Namun, menjadi jurnalis keberagaman tentu memiliki tugas yang berbeda dengan jurnalis
pada umumnya. Berdasarkan workshop yang diadakan oleh Serikat Jurnalis untuk Keberagman
terdapat beberapa hal yang perlu diperhatikan sebelum meliput keberagaman dan menerbitkan
beritanya di media digital. Berikut hal-hal yang perlu diperhatikan ketika menjadi jurnalis
keberagaman:
1. Kerahasiaan Narasumber
Jurnalis keberagaman harus memahami objek yang diliput tidak bisa ditulis secara
sembarangan. Kerahasiaan identitas menjadi hak penuh narasumber dan harus dijaga oleh
reporter. Karena tidak semua orang mau identitasnya diketahui banyak orang, terlebih
mereka yang berasal dari orang-orang yang dianggap minoritas.
2. Diksi Kata
Penggunaan pilihan kata yang mewakili orang-orang yang diliput harus sesuai dengan
KBBI dan tidak menyinggung perasaan narasumber. Kata yang dipilih dalam setiap
kalimat yang ada di media juga harus jelas, tidak boleh menimbulkan makna ganda ketika
dibaca. Sehingga informasi yang disampaikan tidak disalah artikan dan menimbulkan
konflik pada beberapa pihak.
3. Netral
Menjadi jurnalis keberagaman harus bersikap netral. Di sini bisa menjadi tantangan para
santri ketika terjun untuk meliput keberagaman yang ada di sekitar. Bagaimana seorang
jurnalis mampu mengolah data dari berbagai sudut pandang sehingga mampu membuka
wawasan pembaca, bukan malah membangun perspektif yang menyudutkan.
4. Tuntas
Pemberitaan yang diliput haruslah utuh. Jangan smapai pemberitaan yang diliput masih
setengah-setengah sehingga menimbulkan spekulasi ganda oleh para pembaca. Mulai dari
judul yang sesuai, isi yang dipaparkan secara jelas bahkan jika perlu seorang jurnalis
harus melakukan riset untuk menunjukkan kredibilitas tulisannya.
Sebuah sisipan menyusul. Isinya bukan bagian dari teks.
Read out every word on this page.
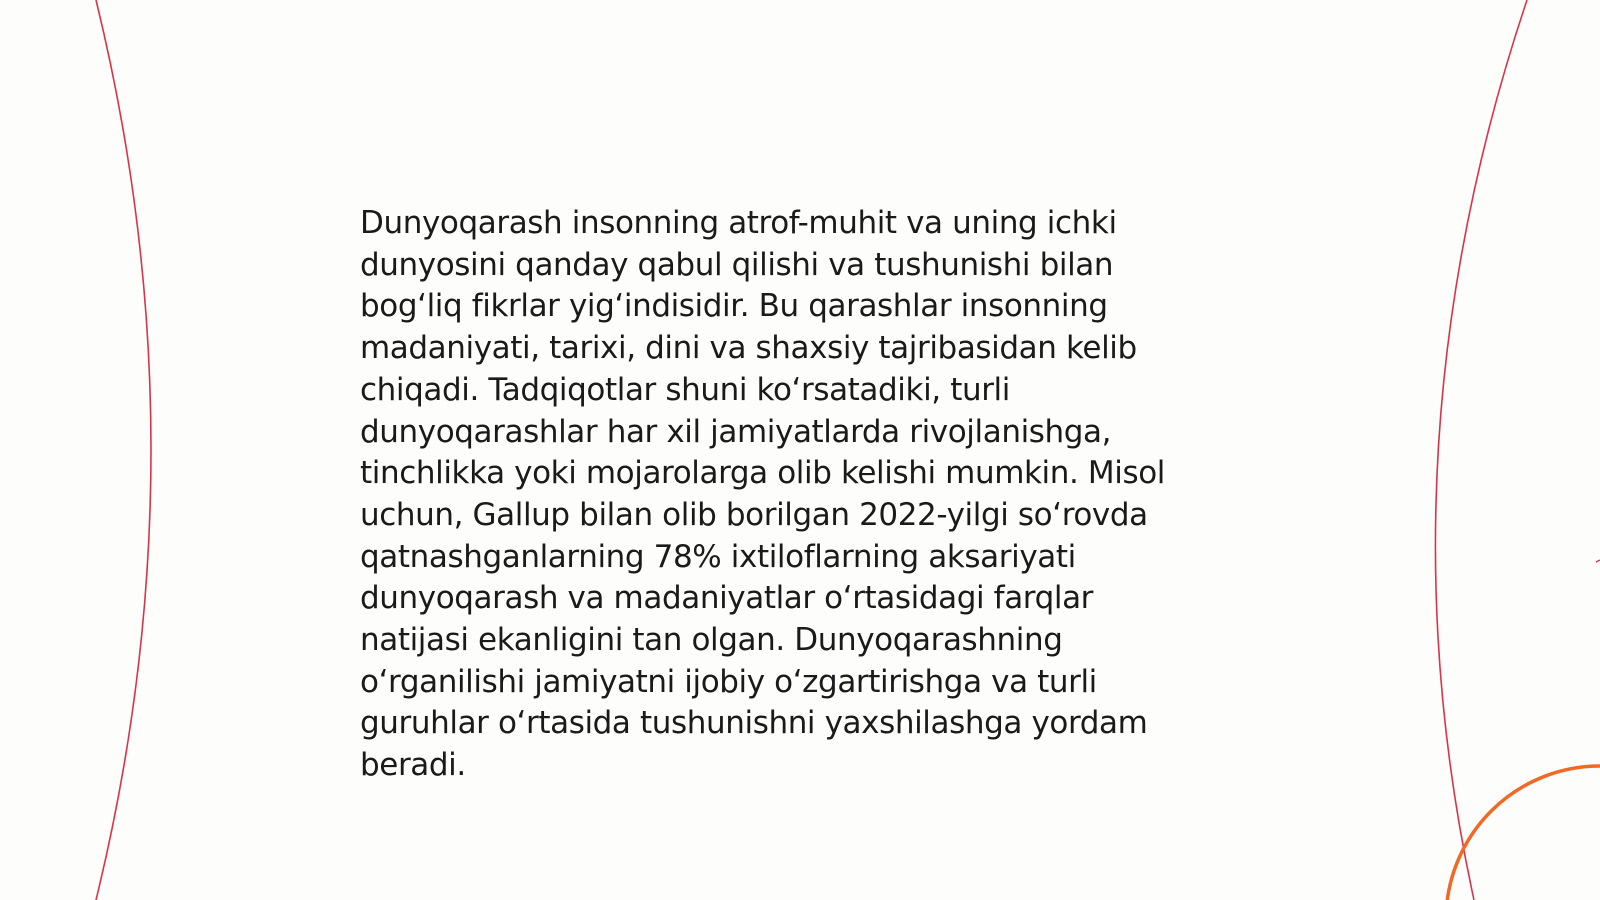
Dunyoqarash insonning atrof-muhit va uning ichki
dunyosini qanday qabul qilishi va tushunishi bilan
bog‘liq fikrlar yig‘indisidir. Bu qarashlar insonning
madaniyati, tarixi, dini va shaxsiy tajribasidan kelib
chiqadi. Tadqiqotlar shuni ko‘rsatadiki, turli
dunyoqarashlar har xil jamiyatlarda rivojlanishga,
tinchlikka yoki mojarolarga olib kelishi mumkin. Misol
uchun, Gallup bilan olib borilgan 2022-yilgi so‘rovda
qatnashganlarning 78% ixtiloflarning aksariyati
dunyoqarash va madaniyatlar o‘rtasidagi farqlar
natijasi ekanligini tan olgan. Dunyoqarashning
o‘rganilishi jamiyatni ijobiy o‘zgartirishga va turli
guruhlar o‘rtasida tushunishni yaxshilashga yordam
beradi.
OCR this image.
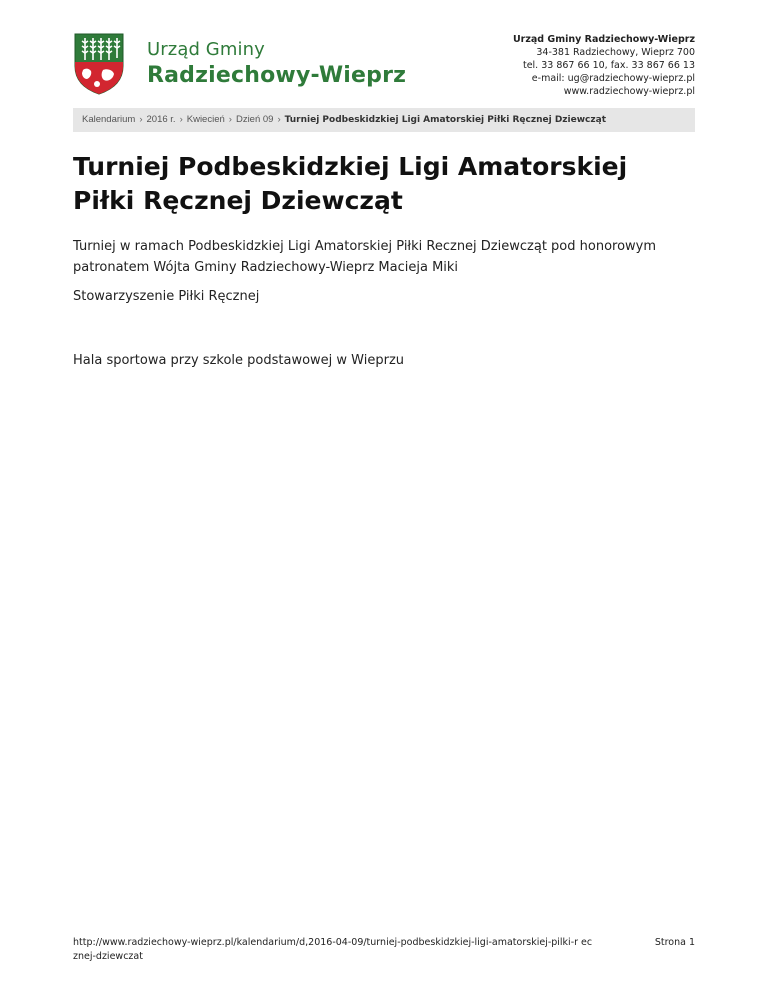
Urząd Gminy
Radziechowy-Wieprz
Urząd Gminy Radziechowy-Wieprz
34-381 Radziechowy, Wieprz 700
tel. 33 867 66 10, fax. 33 867 66 13
e-mail: ug@radziechowy-wieprz.pl
www.radziechowy-wieprz.pl
Kalendarium › 2016 r. › Kwiecień › Dzień 09 › Turniej Podbeskidzkiej Ligi Amatorskiej Piłki Ręcznej Dziewcząt
Turniej Podbeskidzkiej Ligi Amatorskiej Piłki Ręcznej Dziewcząt

Turniej w ramach Podbeskidzkiej Ligi Amatorskiej Piłki Recznej Dziewcząt pod honorowym patronatem Wójta Gminy Radziechowy-Wieprz Macieja Miki

Stowarzyszenie Piłki Ręcznej

Hala sportowa przy szkole podstawowej w Wieprzu

http://www.radziechowy-wieprz.pl/kalendarium/d,2016-04-09/turniej-podbeskidzkiej-ligi-amatorskiej-pilki-r ecznej-dziewczat
Strona 1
Sebelum melakukan reportase, hendaknya santri juga harus memahami hal-hal tersebut.
Agar tujuan dari kegiatan jurnalisme keberagaman dapat tercapai secara sempurna. Dukungan
dan bantuan dari pihak pondok pesantren sendiri tentu juga dibutuhkan untuk terus mengawal
dan mengarahkan kegiatan santri ke hal-hal yang positif dan tidak menyeleweng dari ajaran
mereka.
Dengan adanya jurnalisme keberagaman oleh santri, pada akhirnya pondok pesantren
bias menjadi pelopor untuk mewujudkan progresivitas Islam. Sehingga agama Islam di Indonesia
bisa mewujudkan semboyan bangsa Bhinneka Tunggal Ika, meneggakkan HAM, dan ikut serta
dalam penjaga perdamaian di tengah banyaknya perbedaan yang ada di Indonesia.

PENUTUP
Islam sebagai salah satu agama yang ada di Indonesia, haruslah ikut andil dalam usaha
negara dalam mewujudkan perdamaian dan penegakkan HAM di Indonesia. Perannya sebagai
agama yang dianut oleh mayoritas penduduk Indonesia menjadikannya vital dalam membangun
pemikiran masyarakat yang progresif. Di samping ajaran-ajaran yang konservatif, pondok
pesantren diharapkan mampu menjadi pelopor dalam mewujudkan islam yang progresif melalui
kegiatan jurnalisme keberagaman oleh santri. Dengan memanfaatkan media digital diharapkan
mampu menyebarluaskan informasi dan ajaran Islam yang tepat guna saat diterapkan di negara
yang pluralisme seperti Indonesia.
DAFTAR PUSTAKA
Yusdani, Y. (2015). PEMIKIRAN DAN GERAKAN MUSLIM PROGRESIF. El-Tarbawi, 8(2), 146–160.